Die Mobility-Experten der „Arcadis City Shapers“ haben nie ein Geheimnis daraus gemacht, dass sie sich zu den Optimisten zählen. In einem gemeinsamen Workshop haben wir Konzepte entwickelt, mit denen die grüne urbane Verkehrswende auch mit Krisenhaushalten auf Kurs bleibt. Einige Beispiele:

  • Mobility as a Service | Aus Nutzerperpektive ist es schlichtweg dysfunktional, sich mit Mobilitätsplattformen durch die Stadt zu bewegen, die miteinander in Konkurrenz stehen. Die Zukunft gehört denjenigen Städten, die es schaffen, die verschiedenen Systeme so individuell und nutzerfreundlich zu vernetzen und zu kombinieren, dass sich perfekt ergänzen. Ein Beispiel für den Stadt-Umland-Verbund: Mit „Mobility on demand“ definiere ich Start- und Zielwunsch über eine Smartphone-App, ein flexibilisiertes und KI-optimiertes Busnetz ohne starres Haltestellen- und Liniensystem bringt mich komfortabel und zeitnah ans Ziel. Solche Modelle erfordern neues, kooperatives Arbeiten mit allen Akteuren im urbanen Raum.
  • Instandhaltung und Wartung | Reaktiv oder proaktiv, das ist hier die Frage. Wer Fahrwege, Verkehrsleitsysteme und technische Anlagen auf Verschleiß fährt und repariert, was irgendwann nicht mehr funktioniert, der verschenkt wertvolle Potenziale in Bezug auf Effizienz und Wirtschaftlichkeit. Mit modernen, KI-gestützten Plattformen und „Predictive Maintenance“ lassen sich personelle und ökonomische Ressourcen einsparen, die für die strategische Entwicklung des Netzes eingesetzt werden können. Das klingt abstrakt, läßt sich aber mit einem einfachen Beispiel aus dem Alltag illustrieren: Stellen Sie sich vor, an Ihrem PKW würde nicht einmal alle 10.000 km das Öl gewechselt („präventive Wartung“) sondern dank kontinuierlicher Qualitätsmessung erst dann, wenn es wirklich nötig und sinnvoll ist („zustandsbasierte Wartung“). In der Summe können so in Bezug auf Ressourcen und Kosten enorme Effekte erzielt werden. Das für den Betrieb des niederländischen Schienennetzes zuständige Unternehmen Dutch Rail konnte mit „Predictive Maintenance“ die technischen Systemausfälle um 64% senken – bei 40% niedrigeren Wartungskosten.
  • Programm- und Projektmanagement | Läuft ein Projekt irgendwie oder läuft es im Bereich des Optimums? Sind die avisierten Zeit- und Budgetgrenzen realistisch und merken wir rechtzeitig, wenn ihre Einhaltung in Gefahr ist? Können wir Skalierungseffekte nutzen, wenn mehrere hundert Haltestellen in einer Großstadt in möglichst kurzer Zeit umgerüstet werden müssen? Die professionelle, digitalisierte Steuerung von Modernisierungs-, Bau- und Umbaumaßnahmen urbaner Mobilitätsinfrastruktur ist ein oft unterschätztes Instrument mit exzellentem „Return on Investment“.

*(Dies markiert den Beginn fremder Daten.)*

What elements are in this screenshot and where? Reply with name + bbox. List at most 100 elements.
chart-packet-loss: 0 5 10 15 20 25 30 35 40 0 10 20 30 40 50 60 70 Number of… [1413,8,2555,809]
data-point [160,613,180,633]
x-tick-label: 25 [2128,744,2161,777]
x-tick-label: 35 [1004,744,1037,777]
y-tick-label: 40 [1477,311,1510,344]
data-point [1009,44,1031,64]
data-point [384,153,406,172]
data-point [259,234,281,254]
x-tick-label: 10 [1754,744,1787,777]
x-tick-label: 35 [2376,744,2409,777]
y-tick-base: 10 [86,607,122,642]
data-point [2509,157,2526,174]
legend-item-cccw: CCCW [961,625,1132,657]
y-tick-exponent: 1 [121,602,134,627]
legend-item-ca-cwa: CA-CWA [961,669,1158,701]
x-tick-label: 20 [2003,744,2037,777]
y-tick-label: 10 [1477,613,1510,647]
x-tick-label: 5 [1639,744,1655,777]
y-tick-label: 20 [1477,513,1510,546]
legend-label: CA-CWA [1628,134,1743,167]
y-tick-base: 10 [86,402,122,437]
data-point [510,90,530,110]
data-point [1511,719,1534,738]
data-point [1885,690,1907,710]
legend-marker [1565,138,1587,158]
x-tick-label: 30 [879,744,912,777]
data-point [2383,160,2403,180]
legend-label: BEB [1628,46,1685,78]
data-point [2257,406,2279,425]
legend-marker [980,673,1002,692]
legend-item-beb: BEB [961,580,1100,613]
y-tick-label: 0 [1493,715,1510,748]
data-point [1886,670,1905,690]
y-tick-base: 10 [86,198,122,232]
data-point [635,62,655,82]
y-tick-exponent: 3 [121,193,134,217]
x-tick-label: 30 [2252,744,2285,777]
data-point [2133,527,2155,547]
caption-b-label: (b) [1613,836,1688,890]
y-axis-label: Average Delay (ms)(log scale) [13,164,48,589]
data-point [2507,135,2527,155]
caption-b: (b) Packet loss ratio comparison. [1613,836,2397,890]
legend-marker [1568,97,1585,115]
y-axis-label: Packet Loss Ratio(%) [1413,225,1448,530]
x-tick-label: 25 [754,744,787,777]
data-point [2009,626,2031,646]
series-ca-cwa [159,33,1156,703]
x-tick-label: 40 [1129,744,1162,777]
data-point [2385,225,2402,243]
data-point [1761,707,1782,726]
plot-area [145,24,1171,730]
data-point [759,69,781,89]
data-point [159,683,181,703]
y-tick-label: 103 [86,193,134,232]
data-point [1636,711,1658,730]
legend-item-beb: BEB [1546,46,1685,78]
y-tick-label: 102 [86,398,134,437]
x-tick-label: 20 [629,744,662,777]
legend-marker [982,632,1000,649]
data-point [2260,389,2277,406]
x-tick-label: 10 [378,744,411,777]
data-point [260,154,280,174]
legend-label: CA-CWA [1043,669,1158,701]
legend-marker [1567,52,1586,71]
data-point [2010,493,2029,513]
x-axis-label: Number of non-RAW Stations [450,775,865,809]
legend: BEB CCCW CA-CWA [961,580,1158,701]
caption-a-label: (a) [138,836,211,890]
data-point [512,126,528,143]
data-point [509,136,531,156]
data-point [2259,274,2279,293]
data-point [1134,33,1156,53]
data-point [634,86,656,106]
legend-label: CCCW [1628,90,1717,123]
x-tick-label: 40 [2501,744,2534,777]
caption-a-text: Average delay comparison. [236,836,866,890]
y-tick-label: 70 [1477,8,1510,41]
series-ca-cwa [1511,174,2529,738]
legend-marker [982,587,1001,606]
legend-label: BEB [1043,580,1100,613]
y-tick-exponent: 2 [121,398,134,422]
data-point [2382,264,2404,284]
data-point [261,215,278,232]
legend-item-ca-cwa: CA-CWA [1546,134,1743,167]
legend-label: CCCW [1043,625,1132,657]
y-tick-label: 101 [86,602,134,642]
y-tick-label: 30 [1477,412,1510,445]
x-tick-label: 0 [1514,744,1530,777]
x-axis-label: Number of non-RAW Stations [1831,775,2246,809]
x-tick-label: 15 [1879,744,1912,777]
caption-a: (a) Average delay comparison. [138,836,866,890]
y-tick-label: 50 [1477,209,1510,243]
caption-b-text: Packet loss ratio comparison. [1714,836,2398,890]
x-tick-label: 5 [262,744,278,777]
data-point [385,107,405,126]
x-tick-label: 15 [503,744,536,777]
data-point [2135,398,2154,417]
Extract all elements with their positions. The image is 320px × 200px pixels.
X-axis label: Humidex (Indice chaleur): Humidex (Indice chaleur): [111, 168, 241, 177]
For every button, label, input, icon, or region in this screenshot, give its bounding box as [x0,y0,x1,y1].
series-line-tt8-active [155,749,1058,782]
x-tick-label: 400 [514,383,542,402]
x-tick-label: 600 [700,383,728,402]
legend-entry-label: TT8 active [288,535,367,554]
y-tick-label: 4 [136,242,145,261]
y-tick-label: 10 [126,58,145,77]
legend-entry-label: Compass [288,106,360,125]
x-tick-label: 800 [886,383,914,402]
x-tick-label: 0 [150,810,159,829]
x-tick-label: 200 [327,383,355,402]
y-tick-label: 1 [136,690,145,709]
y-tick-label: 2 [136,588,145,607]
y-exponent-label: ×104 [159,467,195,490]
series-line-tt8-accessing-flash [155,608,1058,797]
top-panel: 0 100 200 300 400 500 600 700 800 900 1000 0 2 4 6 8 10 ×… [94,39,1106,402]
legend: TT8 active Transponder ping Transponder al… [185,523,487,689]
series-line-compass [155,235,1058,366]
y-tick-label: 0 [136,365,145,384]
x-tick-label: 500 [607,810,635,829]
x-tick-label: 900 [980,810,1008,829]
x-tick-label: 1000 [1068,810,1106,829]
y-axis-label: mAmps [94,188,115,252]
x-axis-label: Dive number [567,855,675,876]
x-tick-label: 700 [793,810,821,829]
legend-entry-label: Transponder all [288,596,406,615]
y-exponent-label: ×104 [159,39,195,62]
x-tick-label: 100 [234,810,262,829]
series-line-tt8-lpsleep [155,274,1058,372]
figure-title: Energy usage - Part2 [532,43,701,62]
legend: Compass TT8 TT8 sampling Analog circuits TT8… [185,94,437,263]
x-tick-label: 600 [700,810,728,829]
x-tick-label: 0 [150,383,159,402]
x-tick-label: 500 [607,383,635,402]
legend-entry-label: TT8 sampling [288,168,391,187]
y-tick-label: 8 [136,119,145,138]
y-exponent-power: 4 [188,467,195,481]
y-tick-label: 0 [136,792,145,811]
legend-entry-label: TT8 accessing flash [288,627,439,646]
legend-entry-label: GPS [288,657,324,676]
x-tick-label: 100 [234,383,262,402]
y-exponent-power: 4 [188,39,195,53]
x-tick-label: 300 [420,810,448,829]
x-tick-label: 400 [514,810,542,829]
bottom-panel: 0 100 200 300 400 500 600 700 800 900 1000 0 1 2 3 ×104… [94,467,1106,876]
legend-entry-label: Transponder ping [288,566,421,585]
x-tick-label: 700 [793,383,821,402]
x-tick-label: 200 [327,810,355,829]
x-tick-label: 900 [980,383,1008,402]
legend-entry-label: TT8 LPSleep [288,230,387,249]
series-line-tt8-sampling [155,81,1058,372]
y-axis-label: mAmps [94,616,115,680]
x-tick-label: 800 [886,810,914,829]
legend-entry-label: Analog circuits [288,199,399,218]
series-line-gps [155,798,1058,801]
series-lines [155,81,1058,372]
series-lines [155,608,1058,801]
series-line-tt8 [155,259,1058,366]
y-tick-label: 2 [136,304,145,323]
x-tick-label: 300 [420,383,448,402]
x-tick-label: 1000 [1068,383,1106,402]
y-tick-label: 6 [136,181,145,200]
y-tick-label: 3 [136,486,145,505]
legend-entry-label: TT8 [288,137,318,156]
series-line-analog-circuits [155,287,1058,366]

  • Stakeholder Management | An keinem Ort sind Interessen- und Zielkonflikte räumlich so dicht konzentriert wie in der Großstadt. Jedes größere Vorhaben im Rahmen der Umsetzung der Verkehrswende tangiert die Interessen einer Vielzahl von Betroffenen und Stakeholdern. Diese Menschen und Institutionen und Organisationen in konstruktiver und zielführender Art in Planungsprozesse einzubinden, hat sich in den Jahren zu einem Schlüsselelement erfolgreicher Infrastrukturprojekte entwickelt. Solche Beteiligungsprozesse können inzwischen komplett digital abgebildet werden – so dass die Konzeption und Planung von Infrastrukturvorhaben auch in Pandemiezeiten nicht auf dem Abstellgleis landet.
  • Smart Design | Zweidimensionales Design war gestern, die Zukunft gehört dem Building Information Modeling. Integrierte, volldigitalisierte Planungsprozesse mit Lebenszyklus-Fokus bringen sowohl die Planungsqualität als auch den Ressourceneinsatz bei Vorbereitung von Vorhaben auf ein völlig neues Niveau. Einfach formuliert: Betreiber und Entscheidungsträger, die für die urbane Verkehrswende konsequent auf Smart Design setzen, kommen schneller und effizienter zu einem besseren Ergebnis.

Der Erfolg der urbanen Verkehrswende hängt auch von neuen Formen der Kooperation zwischen Verkehrsbetrieben, Wohnungsbaugesellschaften, Entwicklern und Investoren ab. Multimodale und nutzerorientierte Mobilitätskonzepte entfalten nur dann ihr volles Potenzial, wenn die Akteure gemeinsam konsistente Lösungen entwickeln. Die Voraussetzung sind Verhandlungspartner, die mit einem veränderten Mindset an Projekte herangehen. Neue städtische Mobilität ist nicht nur technische Innovation, sondern auch Kulturwandel in Bezug auf die Kooperation der Stakeholder in der Stadt.